Australian Prospectors and Miners Hall of Fame Historical Profile – May Brown (1875-1939)

May Brown was a famous mining entrepreneur; the Northern Territory’s ‘wolfram queen’.

May Brown, mining entrepreneur, the Northern Territory’s “wolfram queen”, was born in Sydney on 24 May in 1875. She first visited the Northern Territory in 1890 when she joined her sister, Florence, who with her husband ran hotels in the ‘Top End’. May Brown continued to visit the Territory until 1901 when she settled in Sydney after marrying George Seale, a former amateur boxing champion. In 1902, they had a son, George, who later married Mary Fisher, a Territorian.

May’s first husband, George, died in 1906 and six months later she married James Burns, a Territory wolfram miner. The pair moved to Pine Creek a small township near Burns’ Wolfram Creek and Crest of the Wave mines. May started to work in the mines alongside her husband and their Chinese tributers.

Malaria broke out on the nearby Umbrawarra mining field in February 1909 and May was tireless in nursing the sick until she too contracted the illness.

James died in 1912 and ownership of the mines eventually passed to May and her third husband Charles Albert Brown, a pastoralist, whom she married in 1913. May not only owned but also worked in the mines alongside her Chinese miners. She attained a reputation as a skilled miner during this period and a newspaper reported that she had “shown unbounded faith in the mine since first becoming interested in it”. May’s reputation during this period was of a lavish but generous woman. She was also considered arrogant and aggressive yet kind and compassionate.

With the advent of war in 1914 the price of wolfram soared and she was offered £A314, 000 to sell the Crest of the Wave mine, an offer she refused. In 1919 however, at the end of World War One the price of wolfram declined and May was obliged to diversify into other fields. She leased the Hotel Darwin in 1921 and in 1928 purchased the Pine Creek Hotel, which she ran until 1930. May’s third husband had died in 1926 and thereafter she ran the Pine Creek hostelry on her own.

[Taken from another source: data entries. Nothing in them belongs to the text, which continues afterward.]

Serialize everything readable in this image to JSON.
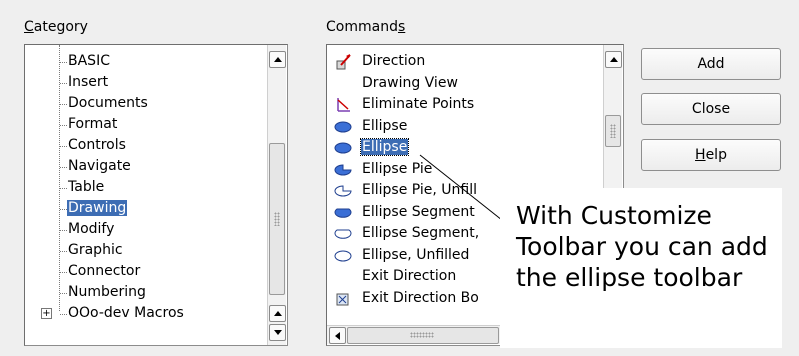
{
  "category": {
    "label_underlined": "C",
    "label_rest": "ategory",
    "items": [
      {
        "label": "BASIC"
      },
      {
        "label": "Insert"
      },
      {
        "label": "Documents"
      },
      {
        "label": "Format"
      },
      {
        "label": "Controls"
      },
      {
        "label": "Navigate"
      },
      {
        "label": "Table"
      },
      {
        "label": "Drawing",
        "selected": true
      },
      {
        "label": "Modify"
      },
      {
        "label": "Graphic"
      },
      {
        "label": "Connector"
      },
      {
        "label": "Numbering"
      },
      {
        "label": "OOo-dev Macros",
        "expander": "+"
      }
    ]
  },
  "commands": {
    "label_main": "Command",
    "label_underlined": "s",
    "items": [
      {
        "label": "Direction",
        "icon": "direction-icon"
      },
      {
        "label": "Drawing View",
        "icon": ""
      },
      {
        "label": "Eliminate Points",
        "icon": "eliminate-points-icon"
      },
      {
        "label": "Ellipse",
        "icon": "ellipse-filled-icon"
      },
      {
        "label": "Ellipse",
        "icon": "ellipse-filled-icon",
        "selected": true
      },
      {
        "label": "Ellipse Pie",
        "icon": "ellipse-pie-icon"
      },
      {
        "label": "Ellipse Pie, Unfill",
        "icon": "ellipse-pie-unfilled-icon"
      },
      {
        "label": "Ellipse Segment",
        "icon": "ellipse-segment-icon"
      },
      {
        "label": "Ellipse Segment,",
        "icon": "ellipse-segment-unfilled-icon"
      },
      {
        "label": "Ellipse, Unfilled",
        "icon": "ellipse-unfilled-icon"
      },
      {
        "label": "Exit Direction",
        "icon": ""
      },
      {
        "label": "Exit Direction Bo",
        "icon": "exit-direction-box-icon"
      }
    ]
  },
  "buttons": {
    "add": "Add",
    "close": "Close",
    "help_underlined": "H",
    "help_rest": "elp"
  },
  "callout": {
    "text": "With Customize Toolbar you can add the ellipse toolbar"
  },
  "colors": {
    "selection": "#3d6db4",
    "icon_blue": "#3b6fd6",
    "dialog_bg": "#efefef"
  }
}
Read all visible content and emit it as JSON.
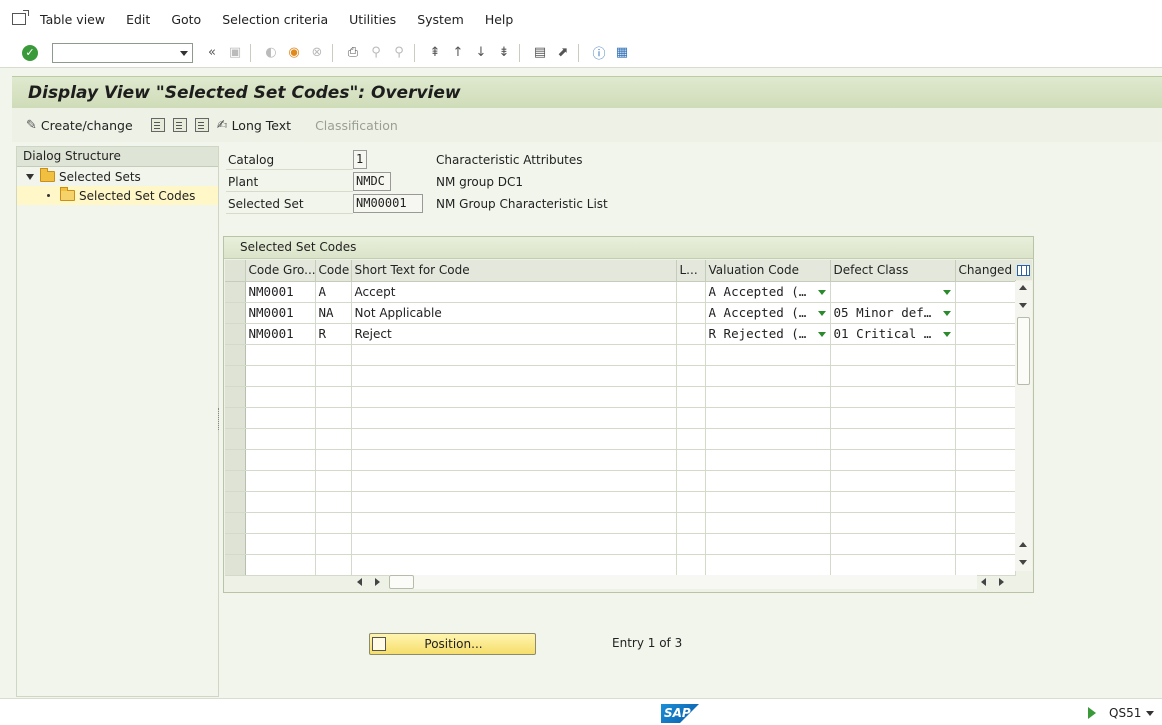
{
  "menu": {
    "items": [
      "Table view",
      "Edit",
      "Goto",
      "Selection criteria",
      "Utilities",
      "System",
      "Help"
    ]
  },
  "toolbar": {
    "command_value": "",
    "icons": [
      "check-icon",
      "back-double-icon",
      "save-icon",
      "back-icon",
      "exit-icon",
      "cancel-icon",
      "print-icon",
      "find-icon",
      "find-next-icon",
      "first-page-icon",
      "prev-page-icon",
      "next-page-icon",
      "last-page-icon",
      "new-session-icon",
      "shortcut-icon",
      "help-icon",
      "layout-icon"
    ]
  },
  "title": "Display View \"Selected Set Codes\": Overview",
  "app_toolbar": {
    "create_change": "Create/change",
    "long_text": "Long Text",
    "classification": "Classification"
  },
  "dialog_structure": {
    "header": "Dialog Structure",
    "items": [
      "Selected Sets",
      "Selected Set Codes"
    ]
  },
  "header_fields": [
    {
      "label": "Catalog",
      "value": "1",
      "desc": "Characteristic Attributes"
    },
    {
      "label": "Plant",
      "value": "NMDC",
      "desc": "NM group DC1"
    },
    {
      "label": "Selected Set",
      "value": "NM00001",
      "desc": "NM Group Characteristic List"
    }
  ],
  "table": {
    "caption": "Selected Set Codes",
    "columns": [
      "Code Gro...",
      "Code",
      "Short Text for Code",
      "L...",
      "Valuation Code",
      "Defect Class",
      "Changed B"
    ],
    "rows": [
      {
        "code_group": "NM0001",
        "code": "A",
        "short_text": "Accept",
        "l": "",
        "valuation": "A Accepted (…",
        "defect": "",
        "changed": ""
      },
      {
        "code_group": "NM0001",
        "code": "NA",
        "short_text": "Not Applicable",
        "l": "",
        "valuation": "A Accepted (…",
        "defect": "05 Minor def…",
        "changed": ""
      },
      {
        "code_group": "NM0001",
        "code": "R",
        "short_text": "Reject",
        "l": "",
        "valuation": "R Rejected (…",
        "defect": "01 Critical …",
        "changed": ""
      }
    ]
  },
  "position_button": "Position...",
  "entry_text": "Entry 1 of 3",
  "status": {
    "logo": "SAP",
    "system": "QS51"
  }
}
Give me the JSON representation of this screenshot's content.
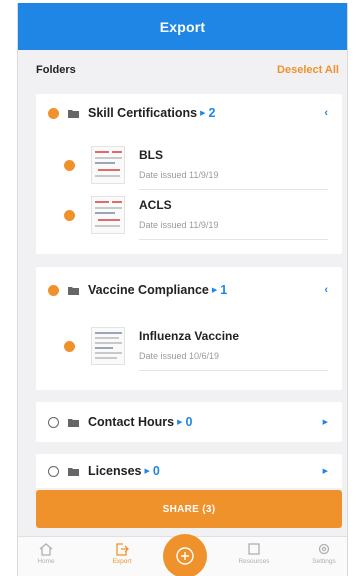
{
  "header": {
    "title": "Export"
  },
  "folders_bar": {
    "label": "Folders",
    "deselect_label": "Deselect All"
  },
  "folders": [
    {
      "title": "Skill Certifications",
      "count": "2",
      "selected": true,
      "expanded": true,
      "docs": [
        {
          "name": "BLS",
          "date": "Date issued 11/9/19",
          "selected": true
        },
        {
          "name": "ACLS",
          "date": "Date issued 11/9/19",
          "selected": true
        }
      ]
    },
    {
      "title": "Vaccine Compliance",
      "count": "1",
      "selected": true,
      "expanded": true,
      "docs": [
        {
          "name": "Influenza Vaccine",
          "date": "Date issued 10/6/19",
          "selected": true
        }
      ]
    },
    {
      "title": "Contact Hours",
      "count": "0",
      "selected": false,
      "expanded": false
    },
    {
      "title": "Licenses",
      "count": "0",
      "selected": false,
      "expanded": false
    }
  ],
  "share_button": {
    "label": "SHARE (3)"
  },
  "tabs": [
    {
      "label": "Home",
      "icon": "home-icon"
    },
    {
      "label": "Export",
      "icon": "export-icon",
      "active": true
    },
    {
      "label": "",
      "icon": "add-icon"
    },
    {
      "label": "Resources",
      "icon": "resources-icon"
    },
    {
      "label": "Settings",
      "icon": "settings-icon"
    }
  ],
  "colors": {
    "primary": "#1f86e5",
    "accent": "#f0922b"
  }
}
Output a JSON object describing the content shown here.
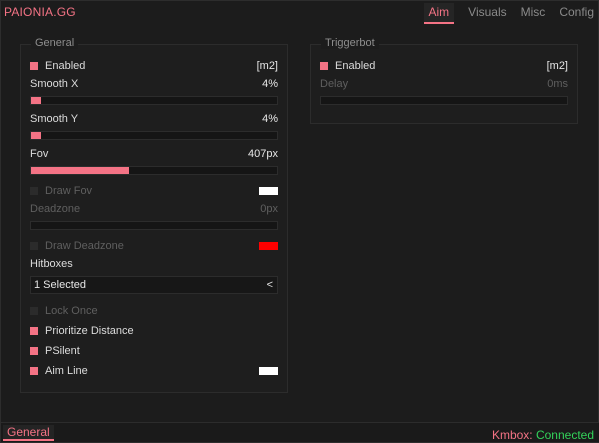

The year 1932 brought tragedy to May. Her mother, brother Percy and adopted son, James all died. Despite these personal misfortunes she led a small party to the scene of a gold rush at the Tanami in the Northern Territory. Their search for gold was unsuccessful.

Soon afterwards May’s lifestyle became one of gambling, drinking and generosity. Previously she had raised funds for the Red Cross and spoke out whenever she saw an injustice; she now frequently gave money away to those in need, gambled frequently at local and international events and surrendered to drinking bouts.

In 1932 she moved to Darwin where she operated a cafeacute; and boarding house. In 1934 her circumstances were such that she was forced to surrender both her mines due to the non-payment of rent.

In poor health, May moved to Sydney and died there on 23 July 1939. She is remembered as “the Wolfram Queen” who had a significant influence on the mining, social and political life of the Northern Territory.

David Carment, Robyn Maynard and Alan Powell, The Northern Territory Dictionary of Biography, vol.1: To 1945 (Darwin, 1990); V.Marshall, We Helped Blaze the Track (Townsville, 1980); Northern Territory Times, April 1914 and 1919.